The energy crisis comes to rest at the feet of the Democrats.  For more than 30 years, the Democrats have used whatever rules and procedures necessary to block or prevent the energy industry from keeping up with the growing demand.  Democrats have prevented the construction of a single nuclear plant, or a single oil refinery, and the development of our domestic energy resources.  It is the Democrats that are now preventing even a reasoned debate.

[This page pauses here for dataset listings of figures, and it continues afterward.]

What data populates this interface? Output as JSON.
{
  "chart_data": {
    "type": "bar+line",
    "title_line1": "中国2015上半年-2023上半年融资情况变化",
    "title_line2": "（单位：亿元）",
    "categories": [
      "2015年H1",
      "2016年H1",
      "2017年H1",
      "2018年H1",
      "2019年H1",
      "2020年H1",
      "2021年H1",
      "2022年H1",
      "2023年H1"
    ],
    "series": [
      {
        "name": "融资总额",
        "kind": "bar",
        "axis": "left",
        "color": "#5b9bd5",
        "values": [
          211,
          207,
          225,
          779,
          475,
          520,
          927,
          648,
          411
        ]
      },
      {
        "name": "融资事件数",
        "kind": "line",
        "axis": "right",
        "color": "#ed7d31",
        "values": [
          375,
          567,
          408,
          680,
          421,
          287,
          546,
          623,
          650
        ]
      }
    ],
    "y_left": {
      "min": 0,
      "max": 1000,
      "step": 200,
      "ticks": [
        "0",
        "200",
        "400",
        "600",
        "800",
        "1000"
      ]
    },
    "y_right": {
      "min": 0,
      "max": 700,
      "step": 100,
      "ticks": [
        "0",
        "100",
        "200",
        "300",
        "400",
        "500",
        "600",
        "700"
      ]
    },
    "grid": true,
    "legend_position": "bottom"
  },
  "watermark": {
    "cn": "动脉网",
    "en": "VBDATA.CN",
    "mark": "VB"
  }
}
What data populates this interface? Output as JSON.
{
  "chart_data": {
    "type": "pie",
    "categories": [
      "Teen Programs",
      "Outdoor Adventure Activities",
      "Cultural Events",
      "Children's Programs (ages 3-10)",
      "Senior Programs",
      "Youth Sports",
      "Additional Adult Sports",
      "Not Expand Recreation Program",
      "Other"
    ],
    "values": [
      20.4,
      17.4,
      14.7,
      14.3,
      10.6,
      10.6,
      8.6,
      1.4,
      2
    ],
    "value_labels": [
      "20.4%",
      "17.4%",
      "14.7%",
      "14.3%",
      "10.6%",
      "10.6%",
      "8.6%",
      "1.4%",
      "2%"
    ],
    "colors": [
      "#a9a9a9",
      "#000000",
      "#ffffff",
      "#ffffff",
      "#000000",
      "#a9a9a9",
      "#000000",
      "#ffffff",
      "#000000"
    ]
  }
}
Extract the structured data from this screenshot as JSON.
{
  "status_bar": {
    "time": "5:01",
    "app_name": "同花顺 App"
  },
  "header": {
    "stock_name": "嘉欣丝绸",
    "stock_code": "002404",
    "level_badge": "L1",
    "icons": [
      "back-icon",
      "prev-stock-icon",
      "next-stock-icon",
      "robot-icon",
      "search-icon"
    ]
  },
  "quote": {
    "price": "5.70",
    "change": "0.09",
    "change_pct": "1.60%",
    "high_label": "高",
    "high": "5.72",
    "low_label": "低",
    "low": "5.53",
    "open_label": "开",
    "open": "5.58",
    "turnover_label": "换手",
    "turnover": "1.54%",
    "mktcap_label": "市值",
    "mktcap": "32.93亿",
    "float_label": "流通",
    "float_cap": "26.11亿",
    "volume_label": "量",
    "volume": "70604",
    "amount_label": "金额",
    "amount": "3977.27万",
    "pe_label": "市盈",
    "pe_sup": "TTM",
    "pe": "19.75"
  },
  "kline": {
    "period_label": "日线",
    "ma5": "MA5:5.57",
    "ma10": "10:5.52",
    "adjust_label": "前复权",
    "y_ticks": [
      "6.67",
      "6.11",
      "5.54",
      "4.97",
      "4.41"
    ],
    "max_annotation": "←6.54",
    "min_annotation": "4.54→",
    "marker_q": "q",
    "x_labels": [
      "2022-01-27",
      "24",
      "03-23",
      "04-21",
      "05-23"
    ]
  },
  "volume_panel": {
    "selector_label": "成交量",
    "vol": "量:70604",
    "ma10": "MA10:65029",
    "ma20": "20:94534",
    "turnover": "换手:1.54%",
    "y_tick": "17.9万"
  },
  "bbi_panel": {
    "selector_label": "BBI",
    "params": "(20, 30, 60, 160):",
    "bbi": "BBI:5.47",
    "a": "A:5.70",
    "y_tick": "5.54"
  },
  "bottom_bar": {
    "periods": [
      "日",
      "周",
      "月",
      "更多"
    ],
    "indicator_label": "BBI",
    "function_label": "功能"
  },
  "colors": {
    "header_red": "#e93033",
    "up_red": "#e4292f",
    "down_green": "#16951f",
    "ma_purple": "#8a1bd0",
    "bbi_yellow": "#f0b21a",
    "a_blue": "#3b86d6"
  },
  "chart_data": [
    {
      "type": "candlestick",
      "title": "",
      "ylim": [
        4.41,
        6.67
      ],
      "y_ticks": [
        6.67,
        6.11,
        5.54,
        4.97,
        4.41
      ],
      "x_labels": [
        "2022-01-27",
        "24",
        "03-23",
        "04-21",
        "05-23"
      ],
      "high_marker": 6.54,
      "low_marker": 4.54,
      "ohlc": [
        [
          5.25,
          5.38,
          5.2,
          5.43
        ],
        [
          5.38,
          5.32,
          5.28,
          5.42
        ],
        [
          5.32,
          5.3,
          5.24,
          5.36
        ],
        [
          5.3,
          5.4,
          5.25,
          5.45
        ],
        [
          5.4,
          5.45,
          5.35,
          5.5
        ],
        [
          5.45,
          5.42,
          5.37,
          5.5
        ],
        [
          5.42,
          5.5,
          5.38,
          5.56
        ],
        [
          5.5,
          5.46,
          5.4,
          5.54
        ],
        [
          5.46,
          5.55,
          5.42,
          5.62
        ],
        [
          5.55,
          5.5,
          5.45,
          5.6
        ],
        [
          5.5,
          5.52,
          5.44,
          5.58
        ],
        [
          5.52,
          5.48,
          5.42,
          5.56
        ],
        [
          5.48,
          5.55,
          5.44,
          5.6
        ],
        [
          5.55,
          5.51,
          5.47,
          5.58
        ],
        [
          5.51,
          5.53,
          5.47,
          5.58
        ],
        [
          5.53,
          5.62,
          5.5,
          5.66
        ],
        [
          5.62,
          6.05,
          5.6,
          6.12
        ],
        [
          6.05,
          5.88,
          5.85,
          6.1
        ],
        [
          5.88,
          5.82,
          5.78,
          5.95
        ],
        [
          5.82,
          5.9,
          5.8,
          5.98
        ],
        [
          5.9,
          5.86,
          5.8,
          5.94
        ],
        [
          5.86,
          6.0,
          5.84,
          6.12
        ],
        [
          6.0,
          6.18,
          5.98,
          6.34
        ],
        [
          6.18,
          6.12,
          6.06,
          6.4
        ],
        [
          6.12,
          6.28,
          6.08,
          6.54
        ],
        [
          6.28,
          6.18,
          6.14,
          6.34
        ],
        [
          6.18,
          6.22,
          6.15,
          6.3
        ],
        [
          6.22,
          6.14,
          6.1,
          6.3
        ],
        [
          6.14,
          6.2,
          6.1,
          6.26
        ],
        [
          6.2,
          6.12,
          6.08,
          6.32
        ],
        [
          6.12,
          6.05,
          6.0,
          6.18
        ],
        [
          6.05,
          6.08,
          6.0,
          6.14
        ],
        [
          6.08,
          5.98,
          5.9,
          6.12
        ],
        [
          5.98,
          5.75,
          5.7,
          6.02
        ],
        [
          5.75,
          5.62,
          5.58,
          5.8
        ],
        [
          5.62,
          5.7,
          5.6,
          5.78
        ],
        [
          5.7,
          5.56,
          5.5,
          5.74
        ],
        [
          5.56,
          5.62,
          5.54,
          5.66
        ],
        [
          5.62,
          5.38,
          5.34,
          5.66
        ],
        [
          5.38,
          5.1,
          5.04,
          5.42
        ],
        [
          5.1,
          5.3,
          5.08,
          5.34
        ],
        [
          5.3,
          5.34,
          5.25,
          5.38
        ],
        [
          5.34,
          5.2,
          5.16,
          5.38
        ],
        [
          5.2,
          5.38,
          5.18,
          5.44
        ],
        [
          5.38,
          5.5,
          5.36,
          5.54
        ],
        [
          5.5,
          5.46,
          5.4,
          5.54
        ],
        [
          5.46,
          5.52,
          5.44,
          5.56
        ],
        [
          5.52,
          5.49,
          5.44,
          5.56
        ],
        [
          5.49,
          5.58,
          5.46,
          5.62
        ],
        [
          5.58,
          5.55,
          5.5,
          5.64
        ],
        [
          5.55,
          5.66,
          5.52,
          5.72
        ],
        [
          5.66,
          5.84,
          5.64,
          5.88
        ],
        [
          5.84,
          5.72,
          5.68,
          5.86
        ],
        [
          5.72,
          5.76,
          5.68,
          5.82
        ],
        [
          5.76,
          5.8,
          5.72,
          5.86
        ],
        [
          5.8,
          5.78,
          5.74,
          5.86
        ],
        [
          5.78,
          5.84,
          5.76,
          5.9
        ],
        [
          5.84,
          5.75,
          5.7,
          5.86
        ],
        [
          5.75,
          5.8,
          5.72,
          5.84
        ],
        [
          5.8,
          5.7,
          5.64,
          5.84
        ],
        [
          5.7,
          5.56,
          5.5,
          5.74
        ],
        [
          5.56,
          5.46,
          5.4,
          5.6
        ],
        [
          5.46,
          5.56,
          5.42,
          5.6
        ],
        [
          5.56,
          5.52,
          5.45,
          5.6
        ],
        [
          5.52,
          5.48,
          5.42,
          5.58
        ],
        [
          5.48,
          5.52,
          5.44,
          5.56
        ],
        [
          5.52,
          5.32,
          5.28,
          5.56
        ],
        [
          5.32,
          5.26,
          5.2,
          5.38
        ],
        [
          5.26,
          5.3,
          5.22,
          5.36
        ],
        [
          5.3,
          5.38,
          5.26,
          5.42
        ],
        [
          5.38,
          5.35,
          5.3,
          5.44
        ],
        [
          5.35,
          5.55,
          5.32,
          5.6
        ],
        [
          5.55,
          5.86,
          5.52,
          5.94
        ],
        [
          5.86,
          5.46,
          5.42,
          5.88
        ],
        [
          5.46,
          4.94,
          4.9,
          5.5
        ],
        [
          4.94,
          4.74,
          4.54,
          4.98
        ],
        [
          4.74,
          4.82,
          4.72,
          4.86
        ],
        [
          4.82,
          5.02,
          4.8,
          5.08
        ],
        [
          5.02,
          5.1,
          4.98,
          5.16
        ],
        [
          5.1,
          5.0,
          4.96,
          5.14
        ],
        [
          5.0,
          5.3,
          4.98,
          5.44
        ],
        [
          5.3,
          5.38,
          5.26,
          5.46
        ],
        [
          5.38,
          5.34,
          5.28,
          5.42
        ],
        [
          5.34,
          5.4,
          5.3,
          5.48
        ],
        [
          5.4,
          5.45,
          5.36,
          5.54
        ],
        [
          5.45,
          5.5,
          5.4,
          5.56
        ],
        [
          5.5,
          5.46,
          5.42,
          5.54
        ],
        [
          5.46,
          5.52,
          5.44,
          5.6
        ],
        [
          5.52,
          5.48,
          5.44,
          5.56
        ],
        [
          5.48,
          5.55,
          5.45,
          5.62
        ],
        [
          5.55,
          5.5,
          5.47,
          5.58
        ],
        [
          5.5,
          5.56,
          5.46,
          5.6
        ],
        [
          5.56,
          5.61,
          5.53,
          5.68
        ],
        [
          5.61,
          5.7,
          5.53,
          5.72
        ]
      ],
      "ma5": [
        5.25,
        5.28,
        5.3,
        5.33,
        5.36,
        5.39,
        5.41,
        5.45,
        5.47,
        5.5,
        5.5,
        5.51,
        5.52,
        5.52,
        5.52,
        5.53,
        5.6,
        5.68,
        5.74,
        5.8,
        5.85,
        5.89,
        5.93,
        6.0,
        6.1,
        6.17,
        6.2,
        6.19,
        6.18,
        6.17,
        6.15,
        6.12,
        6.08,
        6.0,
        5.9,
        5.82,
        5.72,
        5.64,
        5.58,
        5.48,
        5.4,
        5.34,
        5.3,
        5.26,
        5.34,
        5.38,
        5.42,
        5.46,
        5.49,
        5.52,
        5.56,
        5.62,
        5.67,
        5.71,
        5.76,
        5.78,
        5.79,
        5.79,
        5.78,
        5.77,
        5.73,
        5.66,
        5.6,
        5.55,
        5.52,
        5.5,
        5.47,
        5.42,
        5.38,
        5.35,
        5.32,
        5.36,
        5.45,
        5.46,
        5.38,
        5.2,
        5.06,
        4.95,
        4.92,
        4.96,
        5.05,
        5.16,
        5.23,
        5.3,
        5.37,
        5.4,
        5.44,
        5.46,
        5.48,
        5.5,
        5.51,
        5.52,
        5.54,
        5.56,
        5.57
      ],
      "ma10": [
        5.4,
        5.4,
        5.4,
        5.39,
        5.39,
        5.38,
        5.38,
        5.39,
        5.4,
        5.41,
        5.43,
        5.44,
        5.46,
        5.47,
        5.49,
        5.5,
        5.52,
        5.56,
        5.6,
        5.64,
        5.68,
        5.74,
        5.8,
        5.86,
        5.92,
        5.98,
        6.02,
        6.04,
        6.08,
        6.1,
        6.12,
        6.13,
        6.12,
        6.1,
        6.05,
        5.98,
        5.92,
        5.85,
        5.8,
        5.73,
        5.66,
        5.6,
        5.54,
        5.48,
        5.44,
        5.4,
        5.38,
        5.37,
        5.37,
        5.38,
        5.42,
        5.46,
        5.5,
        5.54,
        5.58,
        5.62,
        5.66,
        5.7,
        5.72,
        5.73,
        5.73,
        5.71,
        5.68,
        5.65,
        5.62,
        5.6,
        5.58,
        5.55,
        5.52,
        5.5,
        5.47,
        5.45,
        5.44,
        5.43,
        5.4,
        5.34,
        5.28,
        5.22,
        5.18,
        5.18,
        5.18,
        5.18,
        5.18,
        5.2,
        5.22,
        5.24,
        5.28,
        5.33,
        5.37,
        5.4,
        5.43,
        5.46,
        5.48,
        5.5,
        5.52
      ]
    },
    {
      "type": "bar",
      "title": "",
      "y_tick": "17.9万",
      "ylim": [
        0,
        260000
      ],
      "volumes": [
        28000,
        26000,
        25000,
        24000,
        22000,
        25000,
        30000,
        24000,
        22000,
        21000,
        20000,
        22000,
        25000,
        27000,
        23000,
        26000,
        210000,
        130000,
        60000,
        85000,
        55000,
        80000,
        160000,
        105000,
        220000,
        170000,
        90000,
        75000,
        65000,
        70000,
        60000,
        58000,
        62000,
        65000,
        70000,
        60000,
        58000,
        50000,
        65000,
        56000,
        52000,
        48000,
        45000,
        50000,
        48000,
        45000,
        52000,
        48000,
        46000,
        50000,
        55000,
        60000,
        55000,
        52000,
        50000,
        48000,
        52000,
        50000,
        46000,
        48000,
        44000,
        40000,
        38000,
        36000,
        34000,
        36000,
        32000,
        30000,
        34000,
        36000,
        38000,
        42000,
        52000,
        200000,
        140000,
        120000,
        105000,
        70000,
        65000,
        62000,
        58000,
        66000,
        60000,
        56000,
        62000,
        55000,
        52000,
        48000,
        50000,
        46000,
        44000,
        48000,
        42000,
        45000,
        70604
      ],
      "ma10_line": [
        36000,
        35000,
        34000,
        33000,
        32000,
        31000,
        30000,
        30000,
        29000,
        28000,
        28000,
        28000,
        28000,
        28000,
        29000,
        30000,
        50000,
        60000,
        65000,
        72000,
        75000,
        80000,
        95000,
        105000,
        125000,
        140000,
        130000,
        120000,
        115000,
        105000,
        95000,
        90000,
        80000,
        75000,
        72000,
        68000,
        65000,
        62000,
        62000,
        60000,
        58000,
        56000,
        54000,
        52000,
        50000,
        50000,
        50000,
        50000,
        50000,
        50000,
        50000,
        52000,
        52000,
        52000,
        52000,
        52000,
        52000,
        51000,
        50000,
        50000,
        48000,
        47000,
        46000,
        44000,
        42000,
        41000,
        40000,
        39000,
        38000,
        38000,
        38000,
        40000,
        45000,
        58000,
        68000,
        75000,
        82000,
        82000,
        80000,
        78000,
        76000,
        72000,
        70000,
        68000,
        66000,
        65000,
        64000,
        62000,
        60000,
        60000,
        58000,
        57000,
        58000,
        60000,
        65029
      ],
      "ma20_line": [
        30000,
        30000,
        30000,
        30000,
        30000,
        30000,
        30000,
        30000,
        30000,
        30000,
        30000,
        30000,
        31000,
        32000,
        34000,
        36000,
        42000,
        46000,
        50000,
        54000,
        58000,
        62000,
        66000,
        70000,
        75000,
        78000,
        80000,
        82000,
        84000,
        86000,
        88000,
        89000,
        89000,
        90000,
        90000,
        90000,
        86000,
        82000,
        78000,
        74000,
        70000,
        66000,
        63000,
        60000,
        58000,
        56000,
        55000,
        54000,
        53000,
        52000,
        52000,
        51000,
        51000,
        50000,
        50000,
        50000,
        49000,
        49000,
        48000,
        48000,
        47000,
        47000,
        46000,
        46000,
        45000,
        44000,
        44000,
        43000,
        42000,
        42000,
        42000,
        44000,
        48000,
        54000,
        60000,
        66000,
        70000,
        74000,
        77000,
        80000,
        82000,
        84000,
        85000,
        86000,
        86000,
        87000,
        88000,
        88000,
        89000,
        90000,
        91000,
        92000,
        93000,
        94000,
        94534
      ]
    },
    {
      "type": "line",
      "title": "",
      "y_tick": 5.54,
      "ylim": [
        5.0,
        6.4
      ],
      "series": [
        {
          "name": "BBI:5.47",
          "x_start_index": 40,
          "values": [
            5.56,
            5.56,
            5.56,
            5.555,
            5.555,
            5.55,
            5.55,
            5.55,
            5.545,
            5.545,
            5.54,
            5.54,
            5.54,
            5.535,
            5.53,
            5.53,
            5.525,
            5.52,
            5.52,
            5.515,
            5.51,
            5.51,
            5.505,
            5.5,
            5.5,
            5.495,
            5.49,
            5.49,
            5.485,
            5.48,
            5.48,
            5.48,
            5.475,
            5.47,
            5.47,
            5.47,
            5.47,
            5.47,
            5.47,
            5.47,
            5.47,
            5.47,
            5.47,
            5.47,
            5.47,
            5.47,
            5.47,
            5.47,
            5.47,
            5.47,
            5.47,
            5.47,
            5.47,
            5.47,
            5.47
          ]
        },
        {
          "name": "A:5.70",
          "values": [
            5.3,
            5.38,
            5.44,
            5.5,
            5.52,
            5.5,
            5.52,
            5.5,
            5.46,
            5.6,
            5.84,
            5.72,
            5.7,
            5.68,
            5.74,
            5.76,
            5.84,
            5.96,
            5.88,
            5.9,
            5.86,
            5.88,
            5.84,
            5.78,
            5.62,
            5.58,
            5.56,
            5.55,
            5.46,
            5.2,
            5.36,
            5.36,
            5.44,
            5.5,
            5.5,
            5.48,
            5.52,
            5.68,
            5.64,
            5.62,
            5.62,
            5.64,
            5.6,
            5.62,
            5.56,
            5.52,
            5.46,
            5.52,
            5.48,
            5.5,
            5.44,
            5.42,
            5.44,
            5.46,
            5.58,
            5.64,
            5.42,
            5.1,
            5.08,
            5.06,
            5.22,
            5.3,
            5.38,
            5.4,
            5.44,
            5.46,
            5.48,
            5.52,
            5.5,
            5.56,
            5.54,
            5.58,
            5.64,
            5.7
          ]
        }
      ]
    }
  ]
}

The solution to the energy crisis is not that hard.  The nation is importing nearly 60% of its petroleum energy from abroad – mostly from nations that would like to do us harm.  This situation is shameful when there is enough petroleum under American soil to last at least 60 years.  There is no valid reason to deprive the nation of this energy. 

Of course, the nation must continue to develop alternative energy sources.  The notion that this development will be expedited by locking up existing energy sources is ridiculous, if not sadistic.  This situation is similar to having a storehouse full of food, but not being allowed to use it; but instead, being forced to plant a garden and hope for a plentiful harvest in the future.  A sensible person would eat the stored food while growing a new garden.  But then very little about Congress is sensible.

Regardless of what this Congress does about the energy crisis before it adjourns on September 26, the crisis will not be solved.  The next several weeks are the only time Congress-critters really need ordinary people.  It is the only time they will even listen to ordinary people. 

At every campaign event, every candidate should be forced to state publicly whether he will vote to open all domestic reserves, or explain why he will not.  Candidates who will not declare that they will vote to use all domestic resources to reduce our dependence on foreign oil should be turned out of office. 

It's possible that the only way to end the corruption in Congress is to start all over again with a whole new crop. ESR

Henry Lamb is the executive vice president of the Environmental Conservation Organization (ECO), and chairman of Sovereignty International.